T’es seul dans le bain. T’as sept ans, la peau sèche, presque pas de bite entre les jambes, tu flottes dans ton bain sans lunettes. Le monde est une tache qui bouge. Le carrelage qui t’entoure est une galaxie d’une profondeur infinie.
Tu écoutes les petits gloussements de cachalot que fait ta peau quand elle frotte la baignoire. Tu traces sous l’eau des lignes avec l’index sur l’émail qui dégagent parfois des douches de bulles microscopiques qui se précipitent vers la surface, et dont tu entends seulement le frémissement. Le bruit lointain du couvercle que ta mère pose sur une casserole. L’eau plate sous les tétons. Tu sais que tu ne sais pas profiter de ce répit.
Dans le flou, tu distingues la tache immobile qui correspond à la poignée de la porte, un trait gris à peu près à la hauteur de ta tête quand t’es debout. On t’a oublié, avec deux trois bateaux en plastique qui te tournent autour, te tapent les coudes, et dont tu sais jamais quoi faire. Ta solitude. C’est là que tu veux être, oublié. Epargné. Tu regardes la poignée, tu attends ta mère, ses bras. Tu veux qu’elle revienne dans la salle de bain, qu’elle fasse encore rougir ta peau en t’essuyant comme une casserole. Un temps inutile. Seul dans le bain. Un plaisir flou. T’es contrarié. Quelque chose te manque. Tu espères le retour de ta mère qui transforme tout en gâchis.

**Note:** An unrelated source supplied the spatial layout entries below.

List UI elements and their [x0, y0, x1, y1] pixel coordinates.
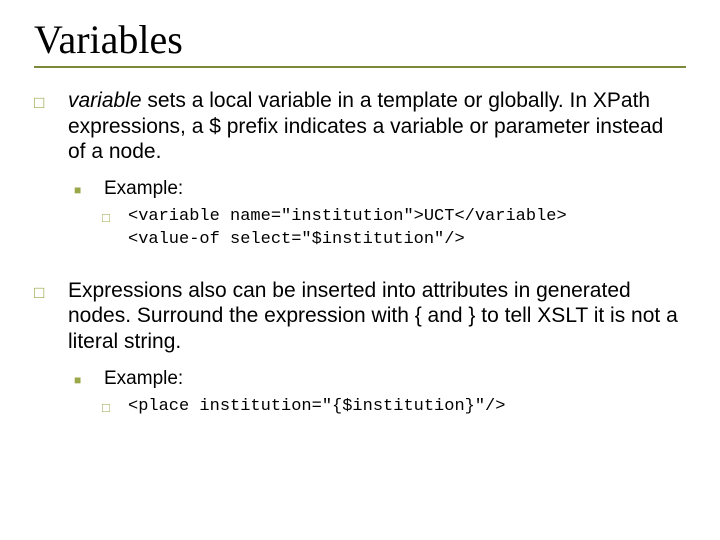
bullet-level-1: □ variable sets a local variable in a te… [34, 88, 686, 256]
example-label: Example: [104, 367, 686, 390]
filled-square-icon: ■ [68, 177, 104, 200]
square-bullet-icon: □ [34, 88, 68, 256]
example-label: Example: [104, 177, 686, 200]
italic-term: variable [68, 89, 142, 112]
bullet-level-3: □ <place institution="{$institution}"/> [98, 396, 686, 419]
bullet-level-3: □ <variable name="institution">UCT</vari… [98, 206, 686, 252]
title-rule [34, 66, 686, 68]
bullet-1-content: variable sets a local variable in a temp… [68, 88, 686, 256]
square-bullet-icon: □ [98, 206, 128, 252]
paragraph-rest: Expressions also can be inserted into at… [68, 279, 678, 353]
code-block: <place institution="{$institution}"/> [128, 396, 686, 419]
paragraph-text: Expressions also can be inserted into at… [68, 279, 678, 353]
paragraph-rest: sets a local variable in a template or g… [68, 89, 663, 163]
bullet-level-1: □ Expressions also can be inserted into … [34, 278, 686, 423]
page-title: Variables [34, 18, 686, 62]
slide: Variables □ variable sets a local variab… [0, 0, 720, 540]
bullet-2-content: Expressions also can be inserted into at… [68, 278, 686, 423]
bullet-level-2: ■ Example: [68, 177, 686, 200]
filled-square-icon: ■ [68, 367, 104, 390]
square-bullet-icon: □ [34, 278, 68, 423]
slide-body: □ variable sets a local variable in a te… [34, 88, 686, 423]
code-block: <variable name="institution">UCT</variab… [128, 206, 686, 252]
paragraph-text: variable sets a local variable in a temp… [68, 89, 663, 163]
square-bullet-icon: □ [98, 396, 128, 419]
bullet-level-2: ■ Example: [68, 367, 686, 390]
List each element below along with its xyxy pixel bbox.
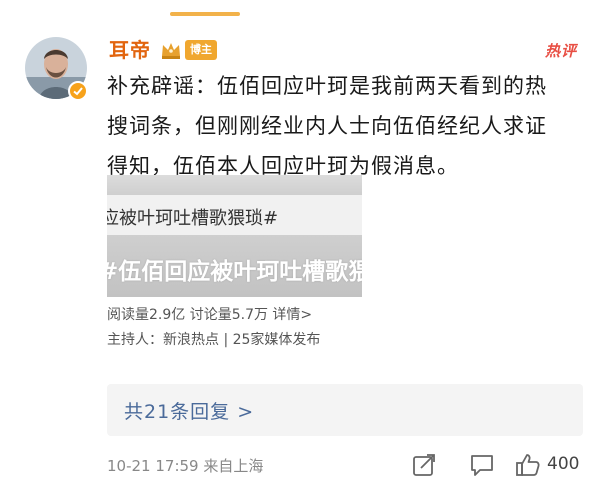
top-handle bbox=[170, 12, 240, 16]
topic-host: 主持人：新浪热点 | 25家媒体发布 bbox=[107, 332, 321, 348]
topic-headline-large: #伍佰回应被叶珂吐槽歌猥琐 bbox=[107, 259, 362, 285]
verified-badge-icon bbox=[68, 81, 88, 101]
comment-body-line: 搜词条，但刚刚经业内人士向伍佰经纪人求证 bbox=[107, 114, 547, 138]
view-replies-link[interactable]: 共21条回复 > bbox=[124, 397, 254, 424]
role-badge: 博主 bbox=[185, 40, 217, 60]
comment-body: 补充辟谣：伍佰回应叶珂是我前两天看到的热 搜词条，但刚刚经业内人士向伍佰经纪人求… bbox=[107, 66, 587, 186]
image-band bbox=[107, 175, 362, 195]
topic-headline-small: 应被叶珂吐槽歌猥琐# bbox=[107, 208, 279, 229]
comment-icon[interactable] bbox=[468, 451, 496, 479]
thumbs-up-icon[interactable] bbox=[514, 451, 542, 479]
topic-stats: 阅读量2.9亿 讨论量5.7万 详情> bbox=[107, 307, 313, 323]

Elle t’attrape par les aisselles et déchire la surface de l’eau en te hissant. Le fracas des gouttes. Elle te remet tes lunettes. Tout s’éclaire. La salle de bain n’est pas une galaxie. Les carreaux forment un grillage sans profondeur. La lumière a changé, la peau de ta mère sous l’ampoule blanche, un corps de craie. Tu découvres à nouveau le malaise de ses bras. Elle te coupe les ongles, elle parle à peine, mal installé, à moitié assis sur elle, provisoirement nu, tu regrettes ta solitude. Elle coupe trop vite. Elle te tient comme si t’allais t’échapper.
La présence lointaine de ton père accélère tout. Tu vas devoir passer devant lui en pyjama. Elle va devoir te regarder passer devant lui en pyjama. Elle te touche mal, tes orteils dans ses mains brusques, son menton qui s’enfonce dans ton épaule. Tu sais qu’elle est triste d’avoir fait un enfant qui ressemble à un tronc de brocolis.